Education universally has been severely impacted due to the pandemic. Between 1-1.8m children did not have access to a laptop, desktop or tablet at home for home-schooling and the figure for potential loss in lifetime earnings for children in the UK is estimated to be in the tens of thousands. UNESCO reports that almost 11 million girls globally may not return to school this year due to Covid-19, with new research in the UK finding that girls have reportedly taken on a disproportionate amount of household responsibilities during the pandemic and as such have lost out significantly regarding their progress in education over the past year. What’s more, before Covid-19 Plan International UK found that one in 10 girls aged 14-21 couldn’t afford or access period products, a figure which has since tripled since the start of the pandemic.

With the impact to children’s education profound, we are now facing up to a challenge to make up for lost time and provide children with the equal opportunity to the highest standard of education, as they deserve.

Turning the tide

With the UK excelling in its first dose vaccination rollout, and Boris Johnson revealing a roadmap for an emergence out of the three-month plus lockdown, we arrive at the 23 March with an air of optimism for a future far different to the reality of the past 12 months.

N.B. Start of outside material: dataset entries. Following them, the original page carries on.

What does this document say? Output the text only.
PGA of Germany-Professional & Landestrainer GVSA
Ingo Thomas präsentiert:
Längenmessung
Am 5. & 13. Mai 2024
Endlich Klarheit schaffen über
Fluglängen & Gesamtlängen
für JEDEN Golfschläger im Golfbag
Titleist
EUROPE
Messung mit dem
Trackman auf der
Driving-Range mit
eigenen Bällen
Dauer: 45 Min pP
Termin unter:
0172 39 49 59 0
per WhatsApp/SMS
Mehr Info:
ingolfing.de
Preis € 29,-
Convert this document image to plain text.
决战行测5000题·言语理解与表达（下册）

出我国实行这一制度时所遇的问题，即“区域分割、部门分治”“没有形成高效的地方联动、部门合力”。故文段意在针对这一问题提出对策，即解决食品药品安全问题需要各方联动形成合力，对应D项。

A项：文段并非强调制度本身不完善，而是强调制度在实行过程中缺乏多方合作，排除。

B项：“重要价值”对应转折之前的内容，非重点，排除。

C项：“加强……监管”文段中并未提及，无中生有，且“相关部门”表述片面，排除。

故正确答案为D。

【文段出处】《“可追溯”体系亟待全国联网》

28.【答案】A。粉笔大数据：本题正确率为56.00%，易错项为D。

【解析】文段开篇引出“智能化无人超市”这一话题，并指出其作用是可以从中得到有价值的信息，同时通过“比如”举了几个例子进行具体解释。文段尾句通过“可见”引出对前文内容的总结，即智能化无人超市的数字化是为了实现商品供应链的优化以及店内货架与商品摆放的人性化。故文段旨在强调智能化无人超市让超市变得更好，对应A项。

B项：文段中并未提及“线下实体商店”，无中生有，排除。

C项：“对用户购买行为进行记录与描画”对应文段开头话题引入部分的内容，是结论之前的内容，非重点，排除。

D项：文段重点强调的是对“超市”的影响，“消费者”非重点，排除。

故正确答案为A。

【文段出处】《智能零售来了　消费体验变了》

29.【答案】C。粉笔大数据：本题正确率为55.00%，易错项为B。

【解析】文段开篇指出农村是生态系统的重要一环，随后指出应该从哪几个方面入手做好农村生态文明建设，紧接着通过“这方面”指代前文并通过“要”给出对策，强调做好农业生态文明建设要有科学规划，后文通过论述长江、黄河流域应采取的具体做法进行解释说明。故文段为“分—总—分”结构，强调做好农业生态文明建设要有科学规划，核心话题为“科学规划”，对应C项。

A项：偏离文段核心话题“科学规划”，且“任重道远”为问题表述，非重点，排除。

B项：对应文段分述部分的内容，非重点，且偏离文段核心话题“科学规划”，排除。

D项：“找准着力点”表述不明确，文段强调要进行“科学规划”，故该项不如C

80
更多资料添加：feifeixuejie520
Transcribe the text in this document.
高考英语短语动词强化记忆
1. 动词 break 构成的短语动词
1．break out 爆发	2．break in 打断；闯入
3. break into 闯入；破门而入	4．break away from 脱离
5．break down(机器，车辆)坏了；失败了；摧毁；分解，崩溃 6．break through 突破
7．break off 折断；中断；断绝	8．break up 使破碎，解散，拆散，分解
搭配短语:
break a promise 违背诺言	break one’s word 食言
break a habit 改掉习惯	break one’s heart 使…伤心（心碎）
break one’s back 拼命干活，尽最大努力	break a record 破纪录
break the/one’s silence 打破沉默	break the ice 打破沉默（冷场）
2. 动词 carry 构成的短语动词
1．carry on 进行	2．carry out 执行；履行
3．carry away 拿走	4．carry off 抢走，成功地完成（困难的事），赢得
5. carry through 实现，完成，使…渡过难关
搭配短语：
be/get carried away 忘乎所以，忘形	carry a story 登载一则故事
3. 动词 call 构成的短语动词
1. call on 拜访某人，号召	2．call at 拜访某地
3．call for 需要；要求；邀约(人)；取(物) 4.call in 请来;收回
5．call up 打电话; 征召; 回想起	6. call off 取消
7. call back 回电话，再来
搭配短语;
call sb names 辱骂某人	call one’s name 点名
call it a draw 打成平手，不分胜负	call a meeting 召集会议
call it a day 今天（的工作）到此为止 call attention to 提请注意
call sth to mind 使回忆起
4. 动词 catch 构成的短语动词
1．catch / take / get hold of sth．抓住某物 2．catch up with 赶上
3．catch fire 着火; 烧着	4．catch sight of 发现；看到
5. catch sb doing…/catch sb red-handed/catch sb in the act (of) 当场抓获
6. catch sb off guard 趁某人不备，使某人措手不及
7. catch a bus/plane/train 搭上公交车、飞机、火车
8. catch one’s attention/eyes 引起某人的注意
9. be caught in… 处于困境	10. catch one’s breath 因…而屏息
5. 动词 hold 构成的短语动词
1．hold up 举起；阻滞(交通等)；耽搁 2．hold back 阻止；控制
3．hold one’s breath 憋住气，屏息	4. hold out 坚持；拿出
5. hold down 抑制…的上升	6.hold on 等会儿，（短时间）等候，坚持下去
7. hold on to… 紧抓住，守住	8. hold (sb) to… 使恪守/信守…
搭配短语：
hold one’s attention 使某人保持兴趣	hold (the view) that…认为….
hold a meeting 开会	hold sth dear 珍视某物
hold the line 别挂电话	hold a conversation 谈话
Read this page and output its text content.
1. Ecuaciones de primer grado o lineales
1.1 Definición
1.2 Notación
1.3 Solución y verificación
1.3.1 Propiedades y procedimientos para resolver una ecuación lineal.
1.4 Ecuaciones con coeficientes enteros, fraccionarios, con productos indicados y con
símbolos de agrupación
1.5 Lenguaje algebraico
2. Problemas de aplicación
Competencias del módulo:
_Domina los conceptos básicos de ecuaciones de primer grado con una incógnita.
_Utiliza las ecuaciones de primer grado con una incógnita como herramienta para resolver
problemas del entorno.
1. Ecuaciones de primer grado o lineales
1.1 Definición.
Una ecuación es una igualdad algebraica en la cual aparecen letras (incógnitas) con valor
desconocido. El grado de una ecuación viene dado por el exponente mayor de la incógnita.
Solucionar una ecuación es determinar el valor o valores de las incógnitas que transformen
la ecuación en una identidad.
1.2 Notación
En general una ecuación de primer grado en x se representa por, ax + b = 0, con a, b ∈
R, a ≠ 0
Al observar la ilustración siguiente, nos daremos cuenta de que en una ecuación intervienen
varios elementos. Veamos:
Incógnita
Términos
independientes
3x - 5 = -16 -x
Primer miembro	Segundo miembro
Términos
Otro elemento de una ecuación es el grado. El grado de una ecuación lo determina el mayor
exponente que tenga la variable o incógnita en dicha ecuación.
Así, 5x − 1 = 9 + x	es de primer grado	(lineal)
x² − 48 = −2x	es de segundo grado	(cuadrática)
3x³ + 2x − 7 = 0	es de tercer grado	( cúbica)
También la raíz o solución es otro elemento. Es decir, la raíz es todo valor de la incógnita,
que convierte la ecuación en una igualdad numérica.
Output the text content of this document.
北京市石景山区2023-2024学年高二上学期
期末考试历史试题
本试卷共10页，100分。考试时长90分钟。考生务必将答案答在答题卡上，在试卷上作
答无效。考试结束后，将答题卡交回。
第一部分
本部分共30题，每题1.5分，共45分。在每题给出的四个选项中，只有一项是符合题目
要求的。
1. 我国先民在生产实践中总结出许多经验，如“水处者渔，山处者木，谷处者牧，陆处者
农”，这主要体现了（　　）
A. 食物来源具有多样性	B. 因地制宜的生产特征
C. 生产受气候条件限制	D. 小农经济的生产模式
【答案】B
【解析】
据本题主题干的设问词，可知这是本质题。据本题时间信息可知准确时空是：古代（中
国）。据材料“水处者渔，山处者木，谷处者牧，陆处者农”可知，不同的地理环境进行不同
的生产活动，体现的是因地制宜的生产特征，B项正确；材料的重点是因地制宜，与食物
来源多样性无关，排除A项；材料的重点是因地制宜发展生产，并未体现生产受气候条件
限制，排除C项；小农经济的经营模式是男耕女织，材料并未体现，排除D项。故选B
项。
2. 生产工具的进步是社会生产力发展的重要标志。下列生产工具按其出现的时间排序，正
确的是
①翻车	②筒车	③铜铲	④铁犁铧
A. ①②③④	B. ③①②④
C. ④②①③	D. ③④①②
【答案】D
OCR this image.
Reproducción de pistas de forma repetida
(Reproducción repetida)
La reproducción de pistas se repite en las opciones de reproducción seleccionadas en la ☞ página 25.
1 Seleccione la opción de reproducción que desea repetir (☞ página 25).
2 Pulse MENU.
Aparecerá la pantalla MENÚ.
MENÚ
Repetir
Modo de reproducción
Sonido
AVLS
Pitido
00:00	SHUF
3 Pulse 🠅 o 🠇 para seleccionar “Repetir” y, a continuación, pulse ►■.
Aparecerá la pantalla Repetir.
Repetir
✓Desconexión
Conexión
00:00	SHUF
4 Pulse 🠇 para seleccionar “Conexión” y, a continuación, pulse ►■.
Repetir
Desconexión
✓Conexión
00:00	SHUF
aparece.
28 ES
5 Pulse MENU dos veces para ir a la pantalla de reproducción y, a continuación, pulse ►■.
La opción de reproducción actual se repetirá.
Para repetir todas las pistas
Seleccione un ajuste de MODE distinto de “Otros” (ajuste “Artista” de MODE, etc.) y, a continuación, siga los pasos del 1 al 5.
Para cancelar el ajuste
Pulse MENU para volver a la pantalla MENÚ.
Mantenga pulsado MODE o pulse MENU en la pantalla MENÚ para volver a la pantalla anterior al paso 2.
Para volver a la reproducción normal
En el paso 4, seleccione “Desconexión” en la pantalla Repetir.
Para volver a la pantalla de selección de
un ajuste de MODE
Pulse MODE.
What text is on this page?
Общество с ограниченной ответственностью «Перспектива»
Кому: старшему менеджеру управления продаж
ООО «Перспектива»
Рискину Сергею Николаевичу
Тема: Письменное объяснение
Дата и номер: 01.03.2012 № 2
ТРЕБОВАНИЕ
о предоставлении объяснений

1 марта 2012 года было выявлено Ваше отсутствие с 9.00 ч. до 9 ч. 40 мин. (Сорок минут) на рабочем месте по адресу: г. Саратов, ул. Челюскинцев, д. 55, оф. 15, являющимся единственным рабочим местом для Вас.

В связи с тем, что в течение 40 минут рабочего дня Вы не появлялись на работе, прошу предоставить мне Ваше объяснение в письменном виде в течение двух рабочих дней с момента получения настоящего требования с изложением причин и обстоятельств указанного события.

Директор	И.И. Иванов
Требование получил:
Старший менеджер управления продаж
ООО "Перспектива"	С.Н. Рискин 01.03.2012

Drawing attention to the issues, we are able to see where our priorities lie – and us such are able to use this period to draw up the blueprint for multi-sector action. From members of the public, business owners and leaders, organisation heads right through to top-level policy makers, we must accept the weight of responsibility on our shoulders when it comes to regaining concise, strategic momentum with not a minute to spare. We must take the awareness created by discussions such as this and use it to create real meaningful action to shape policies and define priorities.

The next one to five years and beyond relies on the collective strength of people, ideas, networks and technologies to pull in the same direction. One year on since the UK officially locked down – the time is now.